Geçtiğimiz hafta bir nikah turizmi yaptım. Altı gün arayla evlenen çok sevdiğim iki arkadaşımın nikahı için Ankara'daydım. Bir nikahtan bir nikaha beklerken de Ankara'nın tadını çıkardım demek isterdim ama Ankara'da afakanlar bastı ne yalan söyleyeyim. Pek bir kapalıydı hava. Arkadaşlar olmasa hiç çekilir gibi değildi. Neyse bunu bırakalım nikah denilen şu olaydan bahsedelim biraz.
Nikah, iki kişinin evliliklerini belgeleyen yasal işlem kısaca. Dolayısıyla bu yasal işlem için evlenmek isteyen iki kişi, iki şahit, bir de nikah memuru yeterli. Ancak nikahlar sizin de bildiğiniz üzere bir sürü davetlinin de gözü önünde kıyılır. Sahi nikah neden "kıyılır"? (etimologlar bir el atıverin şuna) Nikah kelimesi Farsça kökenliymiş, anlamı da "birine bakma, gözetme, bakımını üstlenme" imiş. Demek ki o yüzden erkekler kadınları nikahlarına alıyorlar. Şükür ki benim iki arkadaşımın da gözetilmesine, bakımlarının üstlenilmesine ihtiyaçları yok. İşte bu kamuya açık nikahla nevi ailelerin, akrabaların, konu komşunun, arkadaşların da gözleriyle şahit olmaları sağlanır böylelikle. Ancak biz buna mutluluğun paylaşılması diyelim ki anlamındaki bu soğukluktan kurtaralım.
Nikahlar çok soğuk, çok resmi ve çok yapay gelmiştir hep bana. Yasal işlem olduğu içindir gerçi. Ben tapu dairesini yada noteri de pek sevmem. O yüzden ben nikah kutsaması kısmından çok kutlama kısımlarını severim bu evliliklerin, yani düğün dernek faslını. İki nikah sonunda da düğün dernek yoktu (teoride). Birisinde nikah sonrası kokteyl, diğerinde ise arkadaşların toplandığı bir eğlence. E tabi ki ikisinin de kendilerine verilen adlardan sıyrılıp düğün'e dönüşüvermeleri uzun sürmedi. Ankara havasının havası işte. Onlar muratlarına erdiler biz de yedik, içtik, döktürdük, eğlendik.

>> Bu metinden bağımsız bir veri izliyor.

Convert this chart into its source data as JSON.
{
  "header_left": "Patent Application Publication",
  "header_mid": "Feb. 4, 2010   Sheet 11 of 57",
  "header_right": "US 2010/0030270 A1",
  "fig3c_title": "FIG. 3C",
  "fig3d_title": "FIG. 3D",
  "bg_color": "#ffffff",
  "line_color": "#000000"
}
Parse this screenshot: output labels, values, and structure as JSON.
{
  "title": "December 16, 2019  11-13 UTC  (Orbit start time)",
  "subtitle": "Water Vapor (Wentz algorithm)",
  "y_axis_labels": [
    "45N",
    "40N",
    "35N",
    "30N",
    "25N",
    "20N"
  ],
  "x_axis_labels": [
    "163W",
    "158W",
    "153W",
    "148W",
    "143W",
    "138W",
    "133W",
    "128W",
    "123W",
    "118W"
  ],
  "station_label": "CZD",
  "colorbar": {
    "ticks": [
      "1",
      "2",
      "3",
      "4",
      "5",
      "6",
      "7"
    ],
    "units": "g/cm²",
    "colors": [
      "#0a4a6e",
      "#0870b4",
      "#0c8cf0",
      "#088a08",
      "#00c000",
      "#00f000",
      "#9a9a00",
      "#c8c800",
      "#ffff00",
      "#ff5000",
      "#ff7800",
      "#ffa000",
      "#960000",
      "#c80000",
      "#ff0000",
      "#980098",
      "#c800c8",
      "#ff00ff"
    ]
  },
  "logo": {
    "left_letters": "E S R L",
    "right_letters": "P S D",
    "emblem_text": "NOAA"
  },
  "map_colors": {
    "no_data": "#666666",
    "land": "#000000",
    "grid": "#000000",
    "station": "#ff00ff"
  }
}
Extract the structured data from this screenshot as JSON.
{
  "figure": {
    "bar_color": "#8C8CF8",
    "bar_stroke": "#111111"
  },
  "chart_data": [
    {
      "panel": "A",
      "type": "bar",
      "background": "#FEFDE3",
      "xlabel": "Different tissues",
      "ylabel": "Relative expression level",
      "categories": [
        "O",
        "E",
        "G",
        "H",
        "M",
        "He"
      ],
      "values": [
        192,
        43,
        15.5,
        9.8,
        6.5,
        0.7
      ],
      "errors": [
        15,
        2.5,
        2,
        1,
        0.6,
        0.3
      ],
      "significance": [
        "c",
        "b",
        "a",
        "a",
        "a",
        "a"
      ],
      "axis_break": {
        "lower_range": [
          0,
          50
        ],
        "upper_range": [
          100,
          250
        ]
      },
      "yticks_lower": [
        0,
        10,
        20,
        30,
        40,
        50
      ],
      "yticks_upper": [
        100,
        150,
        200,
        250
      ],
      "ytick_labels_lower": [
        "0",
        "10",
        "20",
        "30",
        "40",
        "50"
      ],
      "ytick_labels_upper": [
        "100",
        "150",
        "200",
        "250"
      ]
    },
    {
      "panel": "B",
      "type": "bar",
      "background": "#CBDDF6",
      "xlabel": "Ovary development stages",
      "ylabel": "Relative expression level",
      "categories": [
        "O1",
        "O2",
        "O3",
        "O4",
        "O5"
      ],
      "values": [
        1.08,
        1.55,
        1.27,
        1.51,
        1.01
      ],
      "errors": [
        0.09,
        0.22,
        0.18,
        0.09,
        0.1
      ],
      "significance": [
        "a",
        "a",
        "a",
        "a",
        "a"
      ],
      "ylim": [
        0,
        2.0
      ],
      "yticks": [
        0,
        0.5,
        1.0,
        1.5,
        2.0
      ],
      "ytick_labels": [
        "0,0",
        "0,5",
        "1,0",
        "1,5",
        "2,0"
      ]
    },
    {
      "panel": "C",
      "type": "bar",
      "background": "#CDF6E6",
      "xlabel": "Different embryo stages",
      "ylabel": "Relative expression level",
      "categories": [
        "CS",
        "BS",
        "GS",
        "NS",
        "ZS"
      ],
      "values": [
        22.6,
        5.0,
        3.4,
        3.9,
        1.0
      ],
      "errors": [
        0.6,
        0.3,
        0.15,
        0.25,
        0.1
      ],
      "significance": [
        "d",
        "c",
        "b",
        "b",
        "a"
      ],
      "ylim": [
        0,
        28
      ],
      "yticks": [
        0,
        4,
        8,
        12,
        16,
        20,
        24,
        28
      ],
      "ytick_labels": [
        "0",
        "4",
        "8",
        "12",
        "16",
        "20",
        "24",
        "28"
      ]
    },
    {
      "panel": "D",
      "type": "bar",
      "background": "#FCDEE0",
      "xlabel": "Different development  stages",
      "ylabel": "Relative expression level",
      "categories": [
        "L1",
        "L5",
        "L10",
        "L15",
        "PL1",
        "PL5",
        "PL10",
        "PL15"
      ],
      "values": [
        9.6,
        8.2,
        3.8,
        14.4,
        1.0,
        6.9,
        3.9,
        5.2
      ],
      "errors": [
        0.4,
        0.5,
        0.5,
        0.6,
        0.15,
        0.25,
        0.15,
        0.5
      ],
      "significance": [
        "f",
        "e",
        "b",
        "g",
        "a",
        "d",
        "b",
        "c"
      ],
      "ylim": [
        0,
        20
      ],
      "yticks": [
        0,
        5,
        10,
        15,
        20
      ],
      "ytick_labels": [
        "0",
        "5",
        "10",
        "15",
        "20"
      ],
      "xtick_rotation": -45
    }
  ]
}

Ankara'nın meşhur Vedat Dolakay Nikah salonundan da bahsetmeden geçmeyeceğim. Nikah salonu değil mubarek nikah fabrikası. Öyle ki nikah biter bitmez güvenlik görevlisi bir çoban edasıyla sürüyü küçücük kapıdan hızlıca geçiriveriyor. İnsanların arkasından da bağırıyor: Bekleme yapmayın! İşte bu nikah fabrikasının girişinde öyle bir yazı var ki görülmeye değer: AŞKIN, SEVGİYE, ARKADAŞLIĞA, DOSTLUĞA DÖNÜŞTÜĞÜ YER. Buna ben yorum yapmayayım, sizin hayal gücünüze bırakayım.
Hımm bu arada TDK dedi ki, Nikah, bir erkek ve bir kadının evlilik birliğini kurmalarını sağlayan yasal işlemdir. Bildiğim kadarıyla Medeni Kanun'da böyle tanımlıyor evliliği. Dil kurumu ve kanun el ele vermiş, biz sadece heteroseksüel çiftlerin haklarını korur ve onların yükümlülüklerini düzenleriz, diyor. Gün olur, devran döner, sözlüklerinizi de değiştirirsiniz, kanunlarınızı da. Demedi demeyin yani. Amaaaa ben o nikah fabrikasında aşkımı arkadaşlığa dönüştürmeye hiç meraklı değilim. Vedat Dolakay'ı kınıyorum bu tutumundan dolayı.
Bir de benim nikah kostümüm var tabi ki. Kim bilir, bir gün sizin nikahınıza da çıkıp geliveririm nikah kostümümle. Krem rengi pantolon, lacivert ya da beyaz gömlek, kahverengi ceket ve kahverengi ayakkabılı birisini görürseniz nikahınızda, bilin ki o benim.